6 thoughts on “From Across the Pond..

  1. Pingback: Tweets that mention From Across the Pond.. « Agnostic, Maybe -- Topsy.com

  2. “…lacks the push for specific action that this issue really needs”

    Ah, you don’t get the context or the culture. It’s a Radio Four ten minute piece. Radio four is classically middle to upper middle class (remember our class system is markedly different to the US one), and you wouldn’t get such a push on here. More of a thoughtful, introspective piece. Which also befits the person who wrote and read it.

    As an example and counter point, if Socialist Worker:

    http://www.socialistworker.org.uk/

    …ran a piece on libraries, the readership would not expect an introspective piece, but instead would expect a call for violent direct action.

    We’ll take a broad coalition of people, classes and groups, doing their bit in the way which suits them and their audience / followers, in this war on public libraries. For it is a war.

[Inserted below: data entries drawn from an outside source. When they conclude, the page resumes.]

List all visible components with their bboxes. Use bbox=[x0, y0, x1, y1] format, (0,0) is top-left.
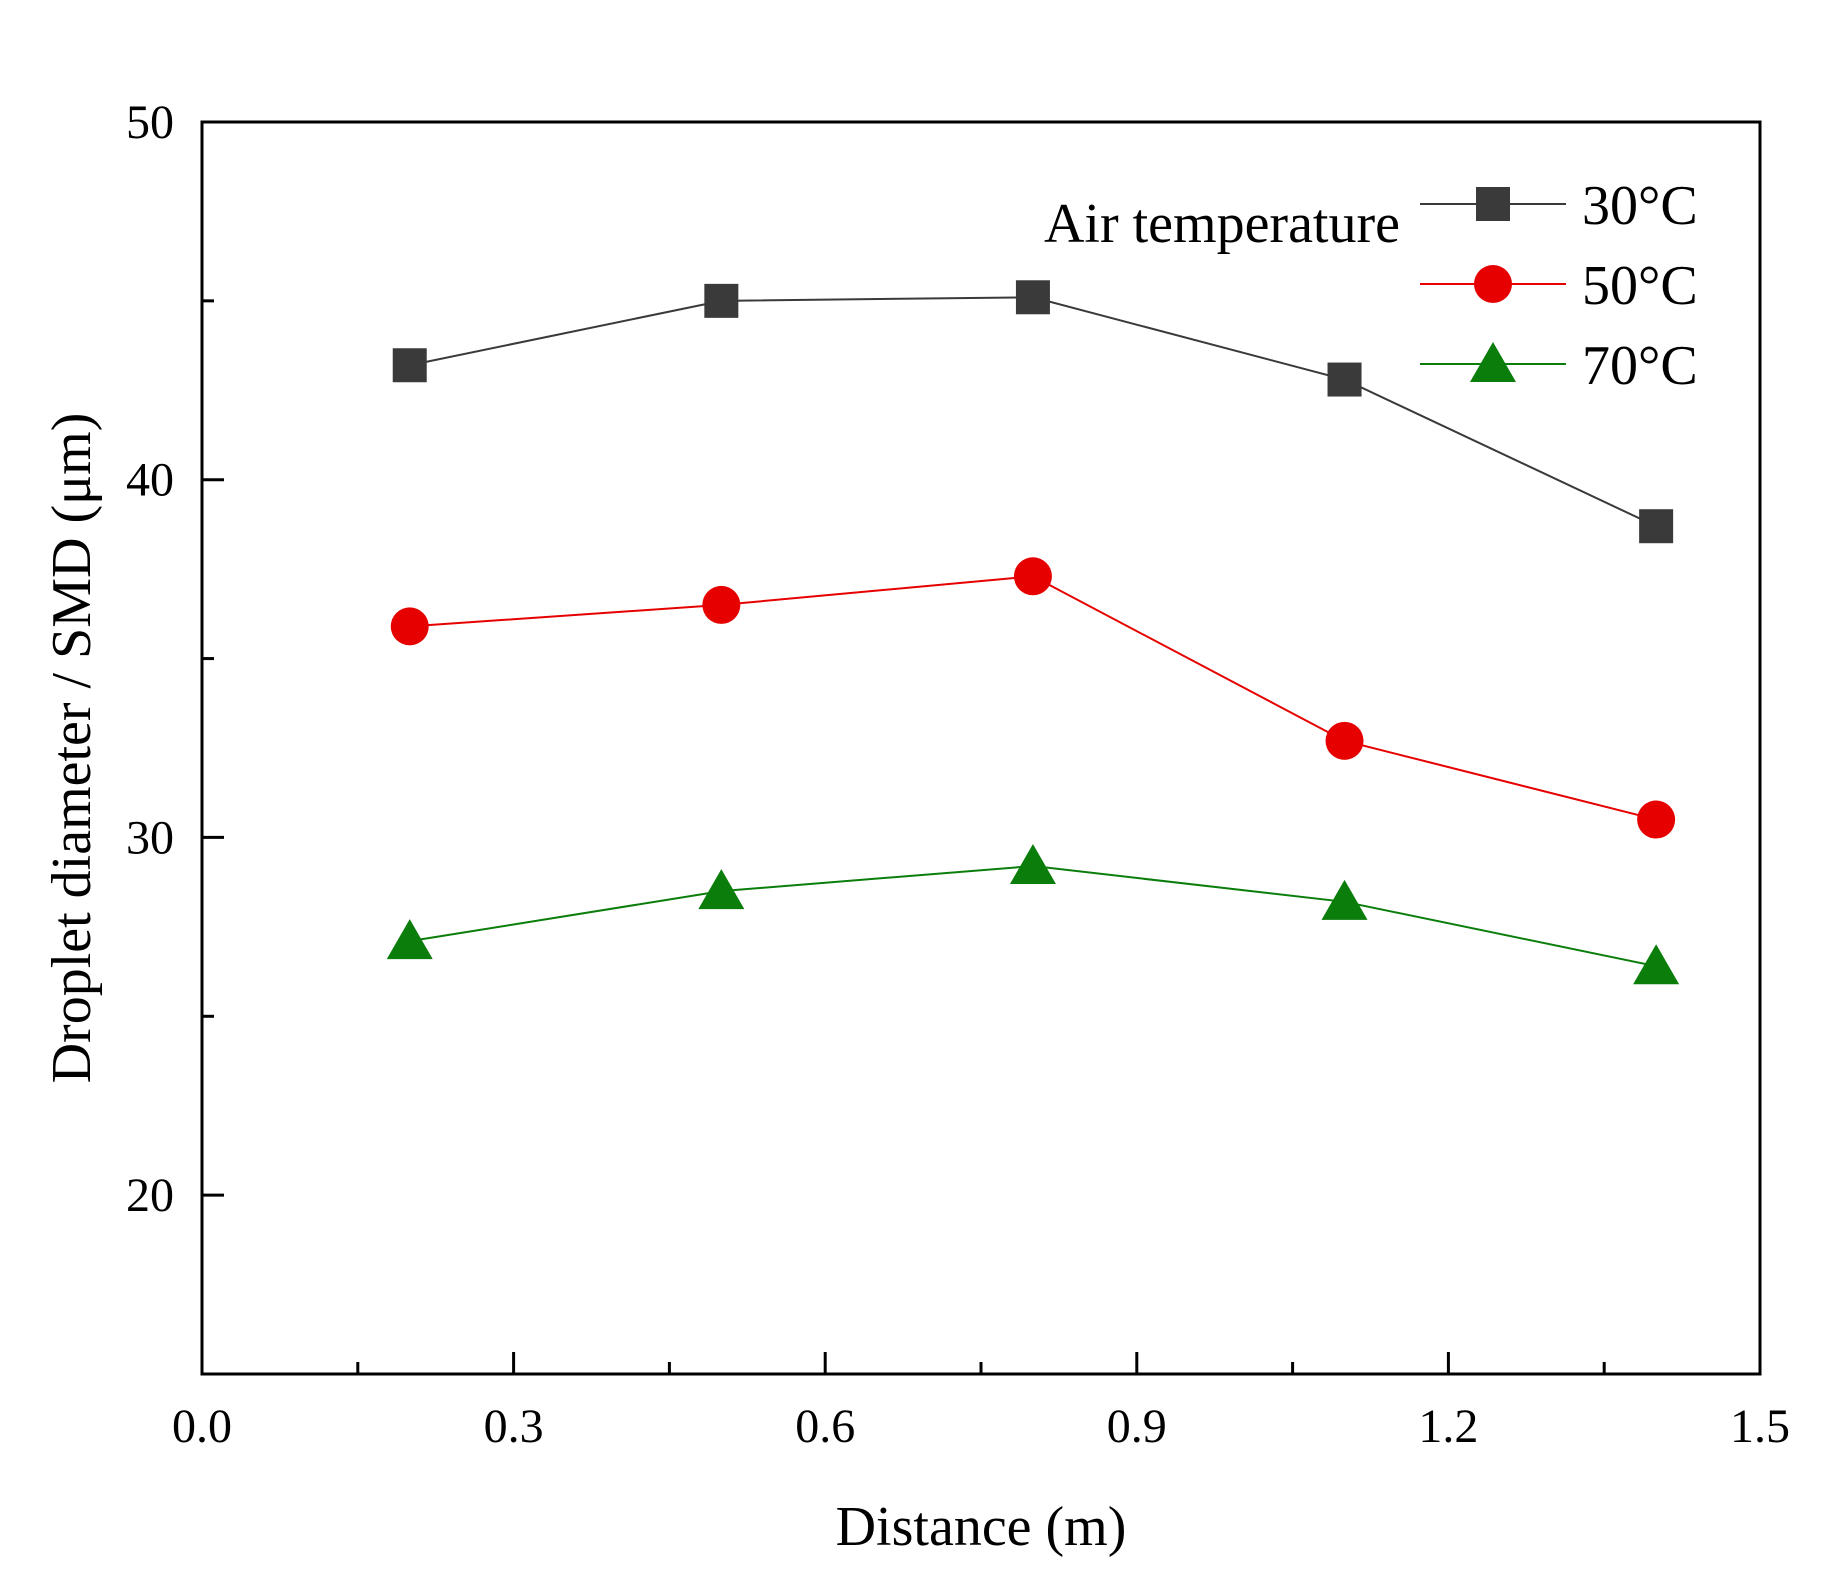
legend-label: 70°C bbox=[1582, 335, 1698, 397]
data-point bbox=[1015, 280, 1050, 315]
x-tick-label: 0.6 bbox=[795, 1400, 855, 1453]
legend-item: 30°C bbox=[1420, 175, 1698, 237]
data-point bbox=[1321, 879, 1368, 920]
data-point bbox=[386, 919, 433, 960]
y-axis-label: Droplet diameter / SMD (μm) bbox=[41, 413, 103, 1084]
x-tick-label: 1.5 bbox=[1730, 1400, 1790, 1453]
data-point bbox=[390, 607, 429, 646]
plot-frame bbox=[200, 120, 1762, 1376]
series-line bbox=[409, 296, 1657, 528]
y-tick-label: 40 bbox=[126, 454, 174, 507]
data-point bbox=[1325, 721, 1364, 760]
legend-marker bbox=[1476, 187, 1510, 221]
legend-marker bbox=[1474, 265, 1512, 303]
y-tick-label: 50 bbox=[126, 96, 174, 149]
series-triangle bbox=[386, 844, 1680, 985]
series-square bbox=[392, 280, 1674, 544]
data-point bbox=[1639, 509, 1674, 544]
series-layer bbox=[386, 280, 1680, 985]
legend-item: 70°C bbox=[1420, 335, 1698, 397]
y-tick-label: 20 bbox=[126, 1169, 174, 1222]
data-point bbox=[1013, 557, 1052, 596]
x-tick-label: 1.2 bbox=[1418, 1400, 1478, 1453]
data-point bbox=[1009, 844, 1056, 885]
legend-item: 50°C bbox=[1420, 255, 1698, 317]
x-tick-label: 0.0 bbox=[172, 1400, 232, 1453]
data-point bbox=[698, 869, 745, 910]
data-point bbox=[392, 348, 427, 383]
series-line bbox=[409, 575, 1657, 821]
data-point bbox=[1327, 362, 1362, 397]
legend: Air temperature 30°C 50°C 70°C bbox=[1044, 175, 1698, 397]
data-point bbox=[1633, 944, 1680, 985]
x-tick-label: 0.3 bbox=[484, 1400, 544, 1453]
data-point bbox=[702, 585, 741, 624]
x-tick-label: 0.9 bbox=[1107, 1400, 1167, 1453]
y-tick-label: 30 bbox=[126, 811, 174, 864]
legend-title: Air temperature bbox=[1044, 193, 1400, 255]
y-axis-ticks: 20 30 40 50 bbox=[126, 96, 224, 1222]
legend-label: 30°C bbox=[1582, 175, 1698, 237]
x-axis-label: Distance (m) bbox=[836, 1496, 1127, 1558]
x-axis-ticks: 0.0 0.3 0.6 0.9 1.2 1.5 bbox=[172, 1352, 1790, 1453]
legend-label: 50°C bbox=[1582, 255, 1698, 317]
legend-marker bbox=[1470, 342, 1516, 382]
data-point bbox=[1637, 800, 1676, 839]
data-point bbox=[704, 283, 739, 318]
series-circle bbox=[390, 557, 1676, 839]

  3. I was puzzled to read the title page ‘Across the Pond’ and wondered what it meant. I was told it meant the USA. I am befuddled and angry at the BBC’s obsession with America and particularly Woman’s Hour’s obesession with spoiled, rich American women.
    I would like to remind the BBC staff that they live out of the pockets of the British taxpayer. If they want to live vicariously in America without the scafflod of British society there is nothing to stop them moving there.
    There is a world to explore and (I hate to remind them) poor starving people all over the world who need publicity, not just rich Americans who ‘have made it’.
    Why not privatise the BBC and let us see how they cope in the real world the rest of us have to live in.

  4. Hi Bri,

    I was ‘befuddled’ at your inaccurate rant. A few corrections:

    I would like to remind the BBC staff

    Um, I don’t think many of them will read your comment, somehow.

    that they live out of the pockets of the British taxpayer.

    Incorrect. BBC revenue comes from TV license payers (not quite the same as taxpayers) and sales of products and content.

    There is a world to explore and (I hate to remind them) poor starving people all over the world who need publicity, not just rich Americans who ‘have made it’.

    The BBC does excellent world coverage. America is part of that world. As are many, many other countries which the BBC features. One recent example of countless many; the extensive coverage that the BBC gave to the floods in Pakistan, earlier in the year. Substantially more coverage than ‘commercial’ TV channels gave.

    Why not privatise the BBC and let us see how they cope in the real world the rest of us have to live in.

    That’s a world where people like Kay Burley are the epitome of TV journalism and presenting? No thanks; I’ll go for the quality and unbiased reporting that the BBC provides. Of the world.